Imported gasoline on rise

U.S. refinery capacity not able to meet needs

Tanker trucks enter the Shell Oil refinery in Bakersfield, Calif. Demand for gasoline is high, but no new refineries have been built in the United States in three decades. A boom in the construction of refineries overseas means Americans will be filling their vehicles more often with imported gasoline.

? With gasoline prices averaging $3.22 for a gallon of regular nationwide over the Memorial Day weekend, traditional economic logic might suggest that this would be a good time to invest in new U.S. oil refineries and increase the supply of gasoline.

Yet no new refinery has been built in the United States in three decades, only one is in the works and oil companies are scaling back planned investments in new, expanded or modernized U.S. refineries rather than increasing them.

Overseas, however – where it’s generally cheaper, faster and easier to build oil refineries – a boom in construction is under way to meet the growing demand for gasoline in the United States and in big developing countries such as China and India. That means that Americans increasingly will be filling their tanks with imported gasoline.

‘Outsourcing refining’

In 2005, imported liquid fuels – mostly oil and an increasing amount of gasoline – accounted for about 60 percent of U.S. consumption, according to the Energy Information Administration, the statistical arm of the Energy Department. In a long-term assessment this month, the EIA said that figure could grow to 67 percent by 2030.

“We are outsourcing refining,” said Severin Borenstein, an economist and energy expert at the University of California in Berkeley. “I think that this is primarily because of community resistance. : People don’t want to live by refineries, but they still want the gasoline.”

Refineries are being built in Saudi Arabia, India and China. For Saudi Arabia, the world’s leading oil producer, tight refining capacity amounts to a brake on its oil sales.

India and other developing nations are building refineries to serve both their growing domestic markets and the increasing demand for gasoline in China, which by 2020 may have as many cars as the United States does.

In 1970, global refining capacity was about 47 million barrels per day. Today it’s about 83.5 million barrels per day, but only 17.5 million of them are refined in the United States. The Paris-based International Energy Agency projected last year that the world’s refining capacity will have to grow to 93 million barrels per day in 2010 and to 118 million by 2030 to meet demand.
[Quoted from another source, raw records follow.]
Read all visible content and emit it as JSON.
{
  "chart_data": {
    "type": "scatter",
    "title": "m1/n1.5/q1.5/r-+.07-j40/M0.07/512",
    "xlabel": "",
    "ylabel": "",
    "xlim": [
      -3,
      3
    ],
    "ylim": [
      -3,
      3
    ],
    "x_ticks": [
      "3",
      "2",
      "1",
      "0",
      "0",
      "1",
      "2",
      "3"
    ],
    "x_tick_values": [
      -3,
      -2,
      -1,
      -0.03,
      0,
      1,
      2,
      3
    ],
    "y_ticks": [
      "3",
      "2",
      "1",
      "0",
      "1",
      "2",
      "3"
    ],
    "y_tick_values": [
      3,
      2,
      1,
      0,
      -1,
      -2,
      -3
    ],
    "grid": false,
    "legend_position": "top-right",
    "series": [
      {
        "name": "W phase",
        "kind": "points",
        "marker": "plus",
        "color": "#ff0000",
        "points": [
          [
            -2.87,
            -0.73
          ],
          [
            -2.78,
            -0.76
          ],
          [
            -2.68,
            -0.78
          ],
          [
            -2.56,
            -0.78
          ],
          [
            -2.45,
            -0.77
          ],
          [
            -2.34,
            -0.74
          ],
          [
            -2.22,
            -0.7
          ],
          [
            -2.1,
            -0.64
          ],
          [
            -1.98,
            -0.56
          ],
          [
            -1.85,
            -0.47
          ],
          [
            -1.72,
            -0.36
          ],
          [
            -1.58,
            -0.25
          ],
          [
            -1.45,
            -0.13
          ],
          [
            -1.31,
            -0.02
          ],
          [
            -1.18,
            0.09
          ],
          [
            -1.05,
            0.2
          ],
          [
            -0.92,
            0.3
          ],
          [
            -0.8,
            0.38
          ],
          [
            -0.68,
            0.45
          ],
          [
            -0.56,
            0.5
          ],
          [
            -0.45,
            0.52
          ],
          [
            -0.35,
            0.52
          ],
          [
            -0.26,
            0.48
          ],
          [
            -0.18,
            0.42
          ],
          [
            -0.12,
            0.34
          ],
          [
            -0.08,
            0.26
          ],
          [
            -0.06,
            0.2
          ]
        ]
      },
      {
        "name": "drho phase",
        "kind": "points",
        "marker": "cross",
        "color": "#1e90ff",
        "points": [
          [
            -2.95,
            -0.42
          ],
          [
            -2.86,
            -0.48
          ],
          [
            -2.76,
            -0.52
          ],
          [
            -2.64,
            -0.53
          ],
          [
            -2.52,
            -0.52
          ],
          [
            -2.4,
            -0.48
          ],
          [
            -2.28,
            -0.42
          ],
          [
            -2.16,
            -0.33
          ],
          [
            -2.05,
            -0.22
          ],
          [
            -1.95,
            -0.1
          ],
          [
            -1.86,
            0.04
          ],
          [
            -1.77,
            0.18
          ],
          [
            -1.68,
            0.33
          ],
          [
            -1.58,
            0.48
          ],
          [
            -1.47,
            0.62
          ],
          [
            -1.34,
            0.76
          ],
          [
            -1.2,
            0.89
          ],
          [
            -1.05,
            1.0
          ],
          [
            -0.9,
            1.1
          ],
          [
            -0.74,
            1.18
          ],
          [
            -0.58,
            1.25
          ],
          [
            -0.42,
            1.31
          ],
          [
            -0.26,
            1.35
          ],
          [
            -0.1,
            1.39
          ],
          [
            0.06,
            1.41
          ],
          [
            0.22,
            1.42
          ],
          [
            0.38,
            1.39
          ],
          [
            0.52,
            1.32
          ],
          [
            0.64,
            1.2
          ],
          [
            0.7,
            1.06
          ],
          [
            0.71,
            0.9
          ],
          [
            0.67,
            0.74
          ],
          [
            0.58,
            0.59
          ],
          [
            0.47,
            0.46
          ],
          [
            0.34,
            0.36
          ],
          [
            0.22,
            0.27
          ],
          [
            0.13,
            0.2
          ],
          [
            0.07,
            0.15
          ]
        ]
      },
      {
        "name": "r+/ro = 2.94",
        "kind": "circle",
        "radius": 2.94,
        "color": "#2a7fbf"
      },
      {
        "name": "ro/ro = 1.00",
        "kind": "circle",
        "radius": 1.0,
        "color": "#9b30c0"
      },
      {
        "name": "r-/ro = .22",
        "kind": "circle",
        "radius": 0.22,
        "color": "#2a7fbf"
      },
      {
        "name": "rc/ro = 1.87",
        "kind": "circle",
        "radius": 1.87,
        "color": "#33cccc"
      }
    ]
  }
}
The growth of global refining capacity will determine whether gasoline prices moderate, stay high or rise even higher. Many energy experts think that crude oil may be more available by 2010, but more barrels of oil won’t help reduce prices unless there’s more refining capacity to turn it into gasoline.

U.S. refineries

Congress passed legislation in 2005 to streamline the permitting process, hoping to encourage new investment in U.S. refineries. President Bush offered military bases to house them. Yet only one new U.S. refinery is planned, in Arizona, and it’s been in the works for a decade.

“There are just a vast number of barriers for a start-up oil refinery in the United States,” said Ian Calkins, a spokesman for the Arizona Clean Fuels Yuma project, which has faced environmental and community hurdles and now a lawsuit over former American Indians tribal lands.

The $3.5 billion refinery, planned for 100 miles southwest of Phoenix, would process a modest 150,000 barrels of oil per day when it comes online in 2011. Still, investors who’re willing to plunk billions into a project that offers only long-term returns must be found.

“It’s almost a non-starter to the vast majority of investors,” Calkins said.

Role of regulations

The cost of meeting state and federal regulations also drives refinery expansion overseas. The American Petroleum Institute, which lobbies for the oil industry, said its members had spent $50 billion during the past decade to comply with environmental, safety and other regulations – about the cost of building 10 big refineries.

“Environmental regulations : play a large role in restricting the development of new refining capacity and the loss of some existing capacity,” said Robert Dauffenbach, an economist and associate dean of the University of Oklahoma’s Price College of Business.

President Bush’s goal of a 20 percent reduction in gasoline use by 2020 also has U.S. refiners scaling back investment plans from $1.8 billion during the next five years to about $1 billion.

“Should I make billions of dollars in new investments that are going to be stranded 10 years down the road?” asked Bill Holbrook, a spokesman for the National Petrochemical and Refiners Association.